I have an application that runs on a large number of processors. On processor 0, I have a function that writes data to a socket if it is open. This function runs in a loop in a separate thread on processor 0, i.e. processor 0 is responsible for its own workload and has an extra thread running the communication on the socket.
//This function runs on a loop, called every 1.5 seconds
void T_main_loop(const int& client_socket_id, bool* exit_flag)
{
//Check that socket still connected.
int error_code;
socklen_t error_code_size = sizeof(error_code);
getsockopt(client_socket_id, SOL_SOCKET, SO_ERROR, &error_code, &error_code_size);
if (error_code == 0)
{
//send some data
int valsend = send(client_socket_id , data , size_of_data , 0);
}
else
{
*(exit_flag) = false; //This is used for some external logic.

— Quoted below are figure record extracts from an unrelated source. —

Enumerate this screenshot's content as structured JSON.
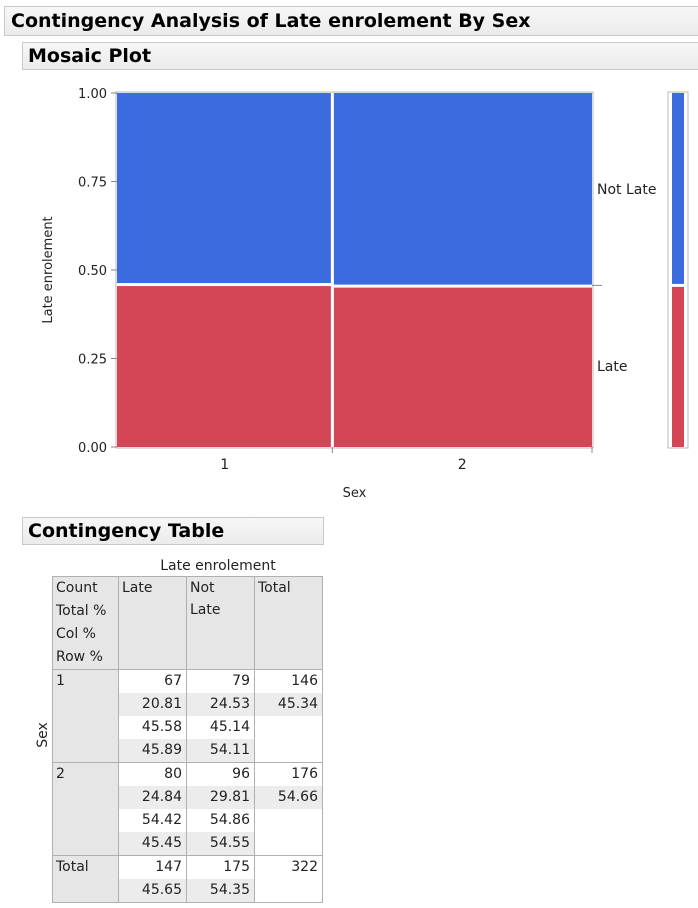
{
  "report": {
    "title": "Contingency Analysis of Late enrolement By Sex",
    "mosaic_title": "Mosaic Plot",
    "table_title": "Contingency Table"
  },
  "chart_data": {
    "type": "mosaic",
    "xlabel": "Sex",
    "ylabel": "Late enrolement",
    "ylim": [
      0,
      1
    ],
    "y_ticks": [
      "0.00",
      "0.25",
      "0.50",
      "0.75",
      "1.00"
    ],
    "categories": [
      "1",
      "2"
    ],
    "column_widths": [
      146,
      176
    ],
    "series": [
      {
        "name": "Late",
        "color": "#d44556",
        "values": [
          0.4589,
          0.4545
        ]
      },
      {
        "name": "Not Late",
        "color": "#3b6bde",
        "values": [
          0.5411,
          0.5455
        ]
      }
    ],
    "marginal": [
      0.4565,
      0.5435
    ],
    "legend_labels": [
      "Not Late",
      "Late"
    ]
  },
  "contingency_table": {
    "col_header": "Late enrolement",
    "row_header": "Sex",
    "stat_labels": [
      "Count",
      "Total %",
      "Col %",
      "Row %"
    ],
    "columns": [
      "Late",
      "Not Late",
      "Total"
    ],
    "columns_display": [
      [
        "Late"
      ],
      [
        "Not",
        "Late"
      ],
      [
        "Total"
      ]
    ],
    "rows": [
      {
        "label": "1",
        "cells": [
          [
            "67",
            "20.81",
            "45.58",
            "45.89"
          ],
          [
            "79",
            "24.53",
            "45.14",
            "54.11"
          ]
        ],
        "total": [
          "146",
          "45.34"
        ]
      },
      {
        "label": "2",
        "cells": [
          [
            "80",
            "24.84",
            "54.42",
            "45.45"
          ],
          [
            "96",
            "29.81",
            "54.86",
            "54.55"
          ]
        ],
        "total": [
          "176",
          "54.66"
        ]
      }
    ],
    "total_row": {
      "label": "Total",
      "cells": [
        [
          "147",
          "45.65"
        ],
        [
          "175",
          "54.35"
        ]
      ],
      "grand_total": "322"
    }
  }
}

//Can I fix the broklen pipe here somehow?
}
}
When the client socket is closed, the program should just ignore the error, and this is standard behavior as far as I am aware.
However, I am using an external library (PETSc) that is somehow detecting the broken pipe error and closing the entire parallel (MPI) environment:
[0]PETSC ERROR: Caught signal number 13 Broken Pipe: Likely while reading or writing to a socket
I would like to leave the configuration of this library completely untouched if at all possible. Open to any robust workarounds that are possible.
By default, the OS sends the thread SIGPIPE
if it tries to write into a (half) closed pipe or socket.
One option to disable the signal is to do signal(SIGPIPE, SIG_IGN);
.
Another option is to use MSG_NOSIGNAL
flag for send
, e.g. send(..., MSG_NOSIGNAL);
.